El banco pretende ahorrarse 3.500 euros clausurando 200 locales, después de que sus beneficios cayeran a la mitad

Jain y Fitschen, consejeros delegados de Deutsche Bank, en la presentación.
Jain y Fitschen, consejeros delegados de Deutsche Bank, en la presentación. REUTERS

Deutsche Bank atraviesa una etapa de turbulencias. Hace solo unos días que la entidad accedió a abonar a los supervisores estadounidenses y británicos una multa récord -2.500 millones de dólares, unos 2.300 millones de euros- por haber manipulado durante años los tipos que se usan como referencia para las hipotecas. El mayor banco alemán se embarca ahora en una reestructuración con la que no solo quiere ahorrar costes, sino también perder tamaño para ser más eficiente, estar menos endeudado y mejor gestionado.
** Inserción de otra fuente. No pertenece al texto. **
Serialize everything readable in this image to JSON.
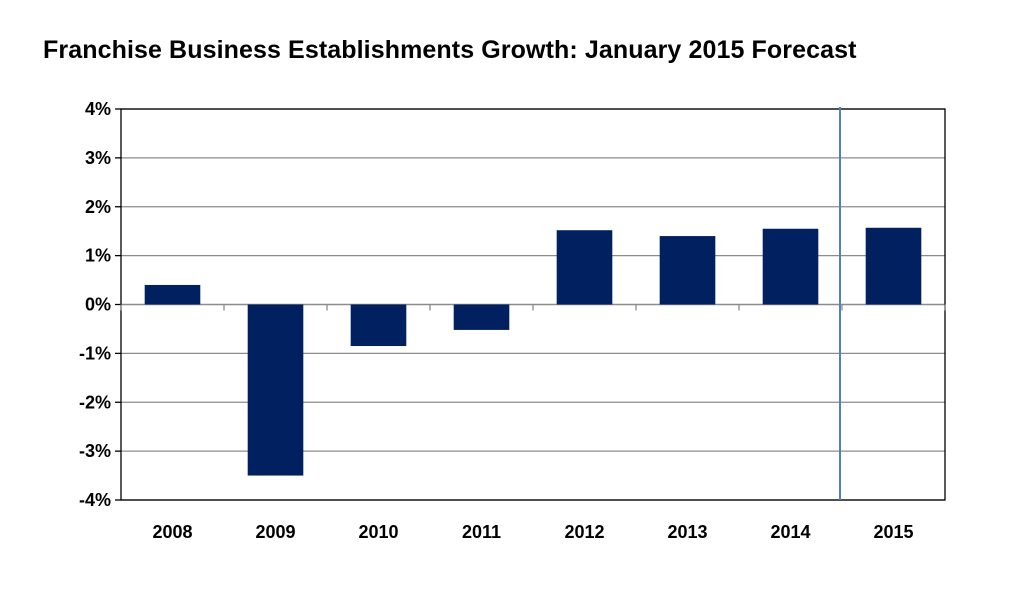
{
  "chart_data": {
    "type": "bar",
    "title": "Franchise Business Establishments Growth: January 2015 Forecast",
    "xlabel": "",
    "ylabel": "",
    "categories": [
      "2008",
      "2009",
      "2010",
      "2011",
      "2012",
      "2013",
      "2014",
      "2015"
    ],
    "values": [
      0.4,
      -3.5,
      -0.85,
      -0.52,
      1.52,
      1.4,
      1.55,
      1.57
    ],
    "y_tick_labels": [
      "4%",
      "3%",
      "2%",
      "1%",
      "0%",
      "-1%",
      "-2%",
      "-3%",
      "-4%"
    ],
    "ylim": [
      -4,
      4
    ],
    "y_ticks": [
      4,
      3,
      2,
      1,
      0,
      -1,
      -2,
      -3,
      -4
    ],
    "grid": true,
    "legend": "none",
    "forecast_divider_between": [
      "2014",
      "2015"
    ],
    "bar_color": "#002060",
    "divider_color": "#4f81bd"
  }
}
Anshu Jain y Jürgen Fitschen, los dos copresidentes del Deutsche Bank, han anunciado el lunes un plan para reducir los costes en los próximos cinco años en 3.500 millones de euros. El primer episodio de la cura de adelgazamiento llega con la venta de su filial Postbank que fue anunciada el fin de semana. Siete años después de haber comprado esta entidad, el Deutsche Bank planea ahora abandonar completamente la entidad cuyo capital controla ahora en un 94,1%. El plan de reestructuración incluye también el cierre en los dos próximos años de 200 de las 750 sucursales con las que cuenta la entidad y la reducción de su presencia internacional. La entidad no ha explicado aún si esta medida se traducirá en despidos entre sus 98.000 empleados a tiempo completo. Lo que sí ha especificado es que no afecta a España.

Pero los planes anunciados por la cúpula del banco no han sido bien recibidos por los mercados. La acción de Deutsche Bank cotizaba a última hora en torno a los 30,18 euros, una caída de 4,3%. Esta tímida respuesta se explica porque algunos analistas esperaban una auténtica revolución en el banco, y se han sentido decepcionados ante los cambios anunciados. En los últimos días se había especulado con que el Deutsche Bank podría segregar completamente la división de banca privada, pero el consejo de supervisión finalmente ha optado por una reestructuración menos radical. La decisión de abandonar el Postbank se tomó en una reunión extraordinaria de la dirección de la entidad el pasado viernes y deberá ser ratificada en la asamblea general de accionistas prevista para agosto.

Los beneficios del Deutsche Bank en el primer trimestre del año, como avanzó ayer la entidad alemana, cayeron a prácticamente la mitad con relación al mismo periodo de 2013. Bajaron de 1.100 a 544 millones de euros, debido sobre todo al impacto de los costes legales por el caso de la manipulación de tipos de interés.

La mayor entidad financiera de Alemania, a su vez, quiere reforzar su negocio digital y pretende invertir para 2020 hasta 1.000 millones de euros en este ámbito. El objetivo final de este cambio de estrategia, que incluye reducir riesgos y acelerar el plan de ahorro, es acabar con los problemas de capital que sufre la entidad.

La crisis financiera llevó a los gobiernos a endurecer la regulación para los bancos y, para cumplir con los nuevos requisitos, el Deutsche Bank debe reducir su cuota de endeudamiento y aumentar su propio capital. Además, el banco se ha visto fuertemente afectado en los últimos meses por distintos escándalos, el más grave de los cuales -el proceso por su manipulación del Libor- se zanjó la semana pasada en EEUU con una multa récord de 2.500 millones de dólares.